小説家ポール・オースターが自身の出演する番組の企画として窮余の策で発想した、実話を募集する企画。そこにアメリカ中から多数の投稿が寄せられた。一読して実話とは信じ難い話、読者の笑顔を誘う話、個人的な罪の告白……1話1ページ〜10ページ程の珠玉のエピソードが詰め込まれている。

3:高野文子『るきさん』

流行を知らない独身女性るきさん、流行に敏感なその親友えっちゃん。

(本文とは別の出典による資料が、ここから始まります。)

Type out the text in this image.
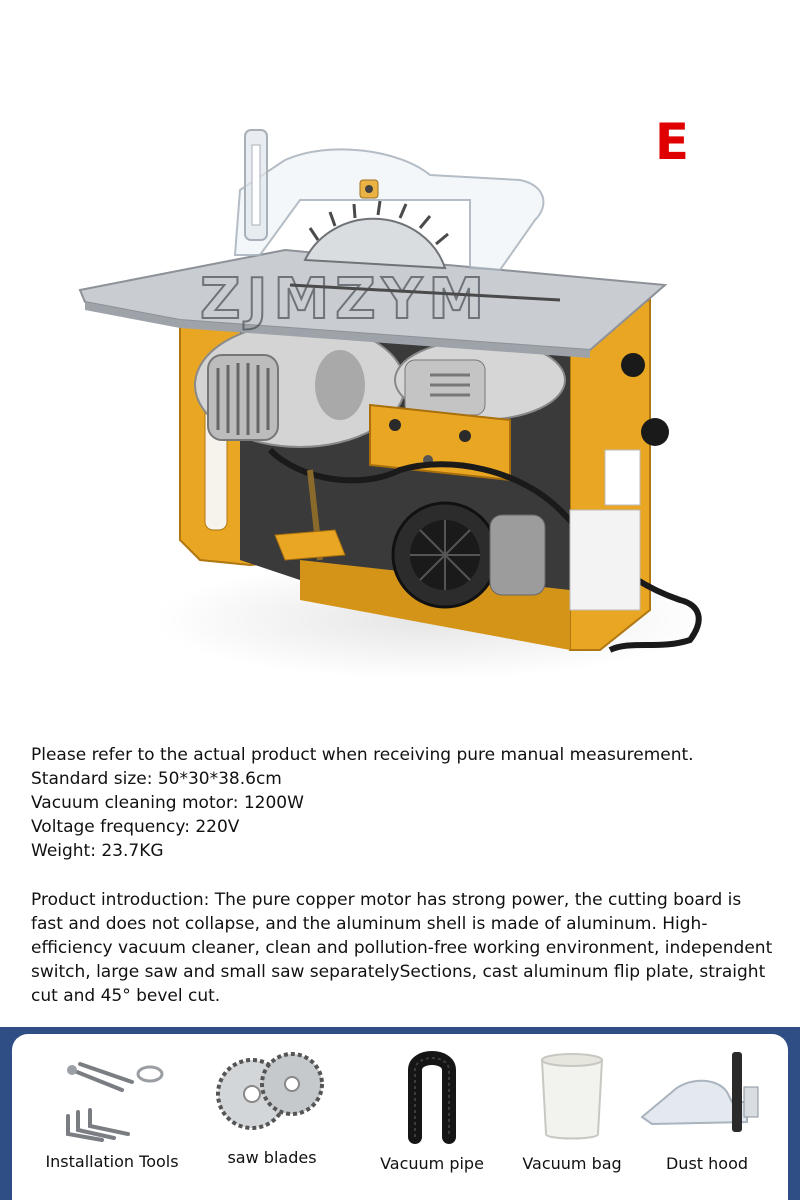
ZJMZYM
E
Please refer to the actual product when receiving pure manual measurement.
Standard size: 50*30*38.6cm
Vacuum cleaning motor: 1200W
Voltage frequency: 220V
Weight: 23.7KG
Product introduction: The pure copper motor has strong power, the cutting board is fast and does not collapse, and the aluminum shell is made of aluminum. High-efficiency vacuum cleaner, clean and pollution-free working environment, independent switch, large saw and small saw separatelySections, cast aluminum flip plate, straight cut and 45° bevel cut.
Installation Tools	saw blades	Vacuum pipe	Vacuum bag	Dust hood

ふたりは助け合いながら、日常生活を楽しんでいる。ドラマティックな出来事は何も起こらないからこそ面白い、1988年から1992年まで情報誌『Hanako』に掲載されたロングセラー漫画。

4:萩原朔太郎「猫町」

日本の詩歌世界に革命を起こした詩人が書いた唯一の小説。歩みゆく先々で語り手が迷い込む幻想の街は、所詮は幻想なのか、それとも現実の一郭なのか。麗しい/恐ろしいイメージへの虚心な耽溺が、それゆえに記述の冷静さを生み、さらに一歩進んで空想的お遊びへの皮肉になってもいる名品。

5:西東三鬼「神戸」「続神戸」

ある日突然妻子を置いて東京を出奔し、神戸の町に流れ着いた男は、世界各国から喰えない人々が集まるホテルで暮らし始めた。しかしこの町にもやがて戦火が迫る。俳句に革命を起こした異色の俳人が実体験をもとに書いた小説。